大会に出場する選手は、早い時間で午後八時に戻ってくる。夜遅くまでどんちゃん騒ぎをしていたら、明日の試合に影響が出る。
そのため、午後七時にはお祭りは完全に終了しなくてはならないことになっている。
「それじゃあ私は帰るから、警護が終わったら連絡してね」
駅まで彼女を送り、背を向け再び警備に戻ろうとしたら、秋の鈴の音のような澄んだ声が背中からかけられた。
「おう」
それに片手で応え、仕事に戻った。
☆☆☆
「何をすればいいかは分かっているな?」
「ええ。分かっていますよ」
徹が、秋とは別々に行動し始めたのを観察していた人影が二つ、並んでいた。
一人は体格が良く、身長も二メートル近くあろうかという大男。もう一人は今時のファッションに身を包み、髪を茶色に染めた優男だった。

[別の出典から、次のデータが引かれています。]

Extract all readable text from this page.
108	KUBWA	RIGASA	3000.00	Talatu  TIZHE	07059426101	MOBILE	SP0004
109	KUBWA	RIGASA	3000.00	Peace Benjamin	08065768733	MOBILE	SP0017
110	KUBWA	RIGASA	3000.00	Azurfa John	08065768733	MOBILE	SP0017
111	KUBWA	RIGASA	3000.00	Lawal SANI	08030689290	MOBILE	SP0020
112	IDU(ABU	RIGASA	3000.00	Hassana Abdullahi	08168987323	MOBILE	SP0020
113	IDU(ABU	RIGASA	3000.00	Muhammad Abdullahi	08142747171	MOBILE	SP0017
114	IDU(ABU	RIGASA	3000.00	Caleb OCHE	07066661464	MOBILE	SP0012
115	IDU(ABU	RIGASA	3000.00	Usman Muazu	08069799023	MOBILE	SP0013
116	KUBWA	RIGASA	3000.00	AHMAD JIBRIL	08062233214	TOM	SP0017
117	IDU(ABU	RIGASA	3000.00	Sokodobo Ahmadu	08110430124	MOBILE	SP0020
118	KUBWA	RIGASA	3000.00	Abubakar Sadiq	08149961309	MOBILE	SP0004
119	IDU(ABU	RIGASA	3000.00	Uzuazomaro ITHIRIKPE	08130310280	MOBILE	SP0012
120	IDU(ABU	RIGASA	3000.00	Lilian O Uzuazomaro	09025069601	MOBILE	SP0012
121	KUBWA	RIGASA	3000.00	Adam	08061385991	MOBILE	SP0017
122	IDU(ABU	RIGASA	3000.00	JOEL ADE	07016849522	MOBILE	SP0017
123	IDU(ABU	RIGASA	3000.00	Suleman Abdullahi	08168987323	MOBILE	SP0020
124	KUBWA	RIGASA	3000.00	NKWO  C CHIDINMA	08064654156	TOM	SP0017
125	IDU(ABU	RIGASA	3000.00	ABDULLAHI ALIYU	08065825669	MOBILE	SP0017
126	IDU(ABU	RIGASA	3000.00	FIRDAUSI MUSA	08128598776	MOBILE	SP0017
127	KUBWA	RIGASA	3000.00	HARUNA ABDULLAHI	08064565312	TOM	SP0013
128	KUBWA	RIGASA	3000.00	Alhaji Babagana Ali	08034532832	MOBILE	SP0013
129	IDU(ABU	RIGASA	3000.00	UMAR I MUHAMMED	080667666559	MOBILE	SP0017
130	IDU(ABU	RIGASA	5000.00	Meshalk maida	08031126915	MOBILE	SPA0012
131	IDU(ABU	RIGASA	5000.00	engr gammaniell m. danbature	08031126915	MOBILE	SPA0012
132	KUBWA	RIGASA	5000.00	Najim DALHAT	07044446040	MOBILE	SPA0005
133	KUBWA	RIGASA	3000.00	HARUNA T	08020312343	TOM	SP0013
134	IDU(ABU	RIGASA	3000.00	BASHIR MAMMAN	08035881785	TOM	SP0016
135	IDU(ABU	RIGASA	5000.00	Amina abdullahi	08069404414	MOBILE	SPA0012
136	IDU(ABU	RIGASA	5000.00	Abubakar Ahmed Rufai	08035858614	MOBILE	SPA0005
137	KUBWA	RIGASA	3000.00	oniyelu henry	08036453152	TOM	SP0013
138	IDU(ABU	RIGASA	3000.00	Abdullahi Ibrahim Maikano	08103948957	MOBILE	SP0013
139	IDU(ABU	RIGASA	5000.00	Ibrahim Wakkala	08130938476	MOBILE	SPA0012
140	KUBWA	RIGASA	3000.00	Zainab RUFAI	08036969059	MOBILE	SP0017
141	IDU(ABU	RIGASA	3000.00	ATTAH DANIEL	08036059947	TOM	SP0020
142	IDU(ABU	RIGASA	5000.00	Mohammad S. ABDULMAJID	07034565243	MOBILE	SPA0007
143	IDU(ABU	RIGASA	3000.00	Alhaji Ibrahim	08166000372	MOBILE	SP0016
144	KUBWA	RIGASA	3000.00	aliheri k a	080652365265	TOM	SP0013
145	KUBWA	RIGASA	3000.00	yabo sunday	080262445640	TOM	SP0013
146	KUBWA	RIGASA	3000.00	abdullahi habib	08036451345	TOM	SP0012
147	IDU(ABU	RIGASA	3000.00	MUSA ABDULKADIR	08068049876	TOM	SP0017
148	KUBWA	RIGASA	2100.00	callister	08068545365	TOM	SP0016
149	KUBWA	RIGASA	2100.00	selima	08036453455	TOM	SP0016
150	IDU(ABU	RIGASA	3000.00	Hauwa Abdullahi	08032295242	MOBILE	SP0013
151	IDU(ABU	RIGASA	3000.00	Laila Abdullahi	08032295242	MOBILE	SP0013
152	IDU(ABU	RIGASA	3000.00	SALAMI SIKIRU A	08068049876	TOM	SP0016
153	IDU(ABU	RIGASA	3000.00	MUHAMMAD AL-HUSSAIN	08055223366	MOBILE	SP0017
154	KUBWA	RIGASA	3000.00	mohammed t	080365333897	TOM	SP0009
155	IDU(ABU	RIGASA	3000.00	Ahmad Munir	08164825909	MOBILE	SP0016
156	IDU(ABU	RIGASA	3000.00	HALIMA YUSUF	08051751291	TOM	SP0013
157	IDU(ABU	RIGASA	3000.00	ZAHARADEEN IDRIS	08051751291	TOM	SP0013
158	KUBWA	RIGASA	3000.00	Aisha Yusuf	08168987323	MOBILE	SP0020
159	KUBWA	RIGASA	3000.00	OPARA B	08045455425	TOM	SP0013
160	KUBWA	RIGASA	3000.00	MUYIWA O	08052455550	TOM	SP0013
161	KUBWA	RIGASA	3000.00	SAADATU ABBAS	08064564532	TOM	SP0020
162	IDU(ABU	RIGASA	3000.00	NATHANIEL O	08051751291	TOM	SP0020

大男は黒いロングコートを羽織り、フードを目深く被っていて中の顔がわからない。
反対に、優男は顔を思いっきり出していて、その整った顔立ちを全面にしている。
「目的は一宮徹の殺害。ですよね」
「そうだ。奴がいると八草御伽の誘拐に支障がでる」
上下関係は大男の方が上のようで、優男は顔に似合わず丁寧な言葉遣いをしている。
「やり方は問わない。但し、場所は屋上か一目のつかないところにしろ」
「もう手は打っていますよ」
優男はスマホでメールを送信していた。
「あと五分ほどで来ます」
「わかった。……いいか、ミスはするなよ」
そう言って、大男は体が徐々に周囲の景色に溶け込むーー“透過”だーーを発動し、その場から立ち去った。